DOJ creates $1.776 billion fund for Trump allies' mistreatment claims
A $1.776 billion DOJ fund tied to Trump’s IRS lawsuit could pay claims for “weaponization and lawfare,” bypassing courts and reviving a disputed precedent.

The Justice Department has created a $1.776 billion fund that could pay people who claim mistreatment by the government, a structure so unusual that it turns a private Trump settlement into a federal compensation program with no clear modern parallel. The Anti-Weaponization Fund was announced on May 18, 2026, as part of a settlement in Trump v. Internal Revenue Service, the lawsuit brought by Donald J. Trump, Donald J. Trump Jr., Eric Trump and the Trump Organization, LLC over the leak of Trump’s tax returns.
The department said the fund would hear claims from people who suffered “weaponization and lawfare” and could provide monetary relief or formal apologies. It will be financed through the federal judgment fund, which the department described as a perpetual appropriation, and claims processing will end no later than Dec. 1, 2028. Any money left over after that date is supposed to revert to the federal government. The Justice Department also said quarterly reports will go to the attorney general.

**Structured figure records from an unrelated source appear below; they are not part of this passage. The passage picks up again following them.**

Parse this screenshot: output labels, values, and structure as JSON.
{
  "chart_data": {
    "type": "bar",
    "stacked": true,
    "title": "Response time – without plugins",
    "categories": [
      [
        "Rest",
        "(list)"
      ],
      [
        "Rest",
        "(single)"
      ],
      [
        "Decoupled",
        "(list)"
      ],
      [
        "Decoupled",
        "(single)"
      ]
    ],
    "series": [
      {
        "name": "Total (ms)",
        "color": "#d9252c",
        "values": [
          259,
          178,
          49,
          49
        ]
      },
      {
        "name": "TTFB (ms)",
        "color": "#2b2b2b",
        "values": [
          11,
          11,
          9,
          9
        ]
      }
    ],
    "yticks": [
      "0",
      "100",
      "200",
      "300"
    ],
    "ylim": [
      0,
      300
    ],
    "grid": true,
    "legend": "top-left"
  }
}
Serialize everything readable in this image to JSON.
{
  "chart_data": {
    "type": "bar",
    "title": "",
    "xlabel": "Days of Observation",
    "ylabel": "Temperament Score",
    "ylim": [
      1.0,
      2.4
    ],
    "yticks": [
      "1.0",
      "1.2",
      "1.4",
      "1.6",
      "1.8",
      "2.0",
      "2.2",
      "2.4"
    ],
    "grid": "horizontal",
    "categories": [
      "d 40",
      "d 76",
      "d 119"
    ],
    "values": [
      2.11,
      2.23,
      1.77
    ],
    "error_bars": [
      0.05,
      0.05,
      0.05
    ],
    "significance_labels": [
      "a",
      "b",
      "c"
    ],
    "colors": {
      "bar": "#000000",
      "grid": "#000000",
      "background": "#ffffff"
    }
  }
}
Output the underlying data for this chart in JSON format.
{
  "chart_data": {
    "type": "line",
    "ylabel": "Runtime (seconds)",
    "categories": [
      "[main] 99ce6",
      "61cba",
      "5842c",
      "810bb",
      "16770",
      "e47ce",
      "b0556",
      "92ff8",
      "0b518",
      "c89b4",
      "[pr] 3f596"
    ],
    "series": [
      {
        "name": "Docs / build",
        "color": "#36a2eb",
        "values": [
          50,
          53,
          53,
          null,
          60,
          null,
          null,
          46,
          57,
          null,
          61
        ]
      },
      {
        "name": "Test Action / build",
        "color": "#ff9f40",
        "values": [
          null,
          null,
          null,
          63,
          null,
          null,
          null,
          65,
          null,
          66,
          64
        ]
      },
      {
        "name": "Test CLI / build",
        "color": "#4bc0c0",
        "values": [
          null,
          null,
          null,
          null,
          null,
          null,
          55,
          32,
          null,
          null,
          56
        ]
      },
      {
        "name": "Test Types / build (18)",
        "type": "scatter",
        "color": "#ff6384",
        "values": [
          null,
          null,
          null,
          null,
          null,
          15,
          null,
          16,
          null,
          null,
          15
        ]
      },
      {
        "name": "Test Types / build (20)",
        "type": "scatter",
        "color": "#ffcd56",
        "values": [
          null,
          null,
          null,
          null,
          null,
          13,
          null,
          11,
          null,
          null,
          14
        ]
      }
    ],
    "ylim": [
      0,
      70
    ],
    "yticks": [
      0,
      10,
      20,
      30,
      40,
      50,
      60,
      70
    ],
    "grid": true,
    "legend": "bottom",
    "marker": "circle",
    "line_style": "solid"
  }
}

That design has drawn immediate scrutiny because it moves payout decisions away from the courts and into an internal federal process. Axios said the structure insulates payout decisions from judicial review and limits public visibility into where the money goes, while POLITICO reported that a five-person commission will oversee the fund and process claims through mid-December 2028. Trump told reporters he knew “very little about it” and was not involved in creating it.

The administration has pointed to the 2011 Keepseagle settlement as precedent, but that comparison is thin. Keepseagle was a $760 million settlement for Native American farmers and ranchers who alleged discrimination by the U.S. Department of Agriculture, and it was approved by a federal court in April 2011. Of that amount, $680 million went to direct compensation and $80 million to debt relief. PolitiFact said the old settlement differed from the new fund in at least four important ways: more specific eligibility rules, more significant judicial oversight, a more conventional creation process, and a smaller, different class of claimants.
The new fund is also broad enough to raise alarms over who might qualify. Todd Blanche would not rule out payments to Jan. 6 rioters, Trump donors, or lawmakers whose phone records were seized by special counsel Jack Smith. Two Capitol police officers who defended the U.S. Capitol on Jan. 6 have already sued to block the payout fund, arguing it could reward people who threatened and harassed them.
Republican unease has surfaced as well. Reuters reported that Senate Majority Leader John Thune said he was “not a big fan” of the plan. With the settlement already filed away and the case closed, the fight now shifts to whether anyone can still stop payouts before the fund starts distributing federal money under a process that departs sharply from normal compensation practice.